As our resale median home values continue to rise we need to mention one important difference between our peak prices in 2006 and our current prices, mainly the cost of money. In June of 2006, the 30- year fixed rate mortgage averaged 6.68% as reported by Freddie Mac, where for the week ending June 9, 2016 the average rate was 3.66%. Interest rates today are 46% lower than they were in June 2006. When we apply these rates to a $200,000 mortgage, the interest paid in June of 2006 would have been $1,113 per month compared to $610 today.
We hope that this data has helped kill off some broad generalizations about how the market has changed in the last ten years with our reporting. Even if all the experts can’t agree about what has happened in the last ten years, we can at least agree that we are all ten years older.
The ARMLS Pending Price Index (PPI)
Our last PPI projected a May 2016 median sales price of $223,839 with the actual median coming in at $225,700 – off by 1.3%. MLS sales volume in May 2016 was 8,676 landing at 176 more sales than our projected volume of 8,500. Looking ahead to June, we predict a median sales price of $227,000. We begin June with 7,551 pending and 4,329 UCB listings giving us a total of 11,880 residential listings practically under contract. This compares to 12,076 of the same type of listings at this time last year. We expect sales volume in June to be very similar to last year with an accompanying increase in the median sales price. Our projected sales volume for May 2016 is 8,400.
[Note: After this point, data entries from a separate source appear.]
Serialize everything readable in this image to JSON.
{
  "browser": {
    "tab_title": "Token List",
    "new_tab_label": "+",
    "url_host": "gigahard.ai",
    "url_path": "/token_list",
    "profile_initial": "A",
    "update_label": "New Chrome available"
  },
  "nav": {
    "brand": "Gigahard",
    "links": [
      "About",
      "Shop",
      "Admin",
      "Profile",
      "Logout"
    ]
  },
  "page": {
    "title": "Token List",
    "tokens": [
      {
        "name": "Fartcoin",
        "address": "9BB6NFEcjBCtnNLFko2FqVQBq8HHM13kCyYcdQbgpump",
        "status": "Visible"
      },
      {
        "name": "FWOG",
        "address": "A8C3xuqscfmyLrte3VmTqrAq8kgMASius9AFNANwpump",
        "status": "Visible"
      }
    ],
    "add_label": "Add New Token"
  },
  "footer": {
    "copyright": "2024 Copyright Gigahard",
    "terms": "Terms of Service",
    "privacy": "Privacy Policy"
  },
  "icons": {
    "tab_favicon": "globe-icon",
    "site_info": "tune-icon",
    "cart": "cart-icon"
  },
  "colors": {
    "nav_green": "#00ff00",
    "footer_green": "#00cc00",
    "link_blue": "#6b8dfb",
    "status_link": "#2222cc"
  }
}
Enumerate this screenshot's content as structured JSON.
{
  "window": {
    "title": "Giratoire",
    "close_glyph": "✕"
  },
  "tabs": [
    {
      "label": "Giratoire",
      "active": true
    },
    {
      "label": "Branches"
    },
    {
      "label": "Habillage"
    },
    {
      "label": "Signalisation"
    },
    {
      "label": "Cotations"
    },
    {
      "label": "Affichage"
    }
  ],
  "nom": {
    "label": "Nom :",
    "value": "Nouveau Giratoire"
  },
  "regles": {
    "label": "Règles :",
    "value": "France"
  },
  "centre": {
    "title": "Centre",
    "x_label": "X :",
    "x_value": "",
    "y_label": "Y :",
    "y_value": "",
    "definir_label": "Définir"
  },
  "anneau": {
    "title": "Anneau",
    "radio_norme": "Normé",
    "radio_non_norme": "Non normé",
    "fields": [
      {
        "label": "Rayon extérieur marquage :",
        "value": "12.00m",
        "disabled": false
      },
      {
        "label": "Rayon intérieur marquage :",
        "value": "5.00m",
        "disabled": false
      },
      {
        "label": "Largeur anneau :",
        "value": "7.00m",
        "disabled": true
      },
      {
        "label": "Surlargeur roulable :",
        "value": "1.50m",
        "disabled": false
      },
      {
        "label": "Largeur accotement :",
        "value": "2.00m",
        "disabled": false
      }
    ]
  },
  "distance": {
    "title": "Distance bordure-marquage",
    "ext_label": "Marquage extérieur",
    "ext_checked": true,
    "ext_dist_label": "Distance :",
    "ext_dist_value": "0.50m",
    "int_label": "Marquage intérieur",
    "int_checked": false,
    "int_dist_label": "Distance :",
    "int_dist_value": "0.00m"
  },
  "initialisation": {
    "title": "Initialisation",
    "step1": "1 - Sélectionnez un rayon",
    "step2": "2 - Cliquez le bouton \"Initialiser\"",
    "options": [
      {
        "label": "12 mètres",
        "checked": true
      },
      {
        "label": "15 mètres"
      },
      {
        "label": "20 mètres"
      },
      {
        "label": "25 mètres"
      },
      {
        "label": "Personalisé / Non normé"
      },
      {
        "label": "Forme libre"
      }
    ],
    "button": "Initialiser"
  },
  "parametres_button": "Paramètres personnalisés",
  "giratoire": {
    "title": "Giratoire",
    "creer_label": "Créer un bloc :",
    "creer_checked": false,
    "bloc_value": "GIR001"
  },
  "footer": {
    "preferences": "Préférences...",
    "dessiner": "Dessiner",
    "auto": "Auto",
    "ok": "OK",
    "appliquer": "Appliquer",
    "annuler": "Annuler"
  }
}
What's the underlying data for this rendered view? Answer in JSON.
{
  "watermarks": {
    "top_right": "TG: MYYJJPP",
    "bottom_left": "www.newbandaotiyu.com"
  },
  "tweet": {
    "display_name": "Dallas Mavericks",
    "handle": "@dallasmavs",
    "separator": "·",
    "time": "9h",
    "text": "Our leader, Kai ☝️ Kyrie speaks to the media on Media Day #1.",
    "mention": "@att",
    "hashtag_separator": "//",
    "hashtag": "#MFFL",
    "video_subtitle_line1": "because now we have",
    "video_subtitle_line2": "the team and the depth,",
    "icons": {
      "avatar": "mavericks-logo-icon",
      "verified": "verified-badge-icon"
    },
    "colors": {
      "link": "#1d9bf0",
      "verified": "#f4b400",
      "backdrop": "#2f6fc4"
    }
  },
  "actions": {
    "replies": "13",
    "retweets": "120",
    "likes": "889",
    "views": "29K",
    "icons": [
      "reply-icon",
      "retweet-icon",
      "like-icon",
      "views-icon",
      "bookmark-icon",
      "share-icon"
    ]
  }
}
In his report, “The New American Home”, Stephen Kim of Barclays Capital finds that trends from the US indicate the Baby Boomers are looking to downsize, while Millennials are choosing style over square footage. The net-net? The new American home is shrinking in size for the first time in 40 years. He examines how the US housing market has picked itself up after the global financial crisis of 2008 and is now changing in a very profound way… the nation’s two largest demographic groups now desire smaller, but well-appointed houses, termed “jewel boxes”.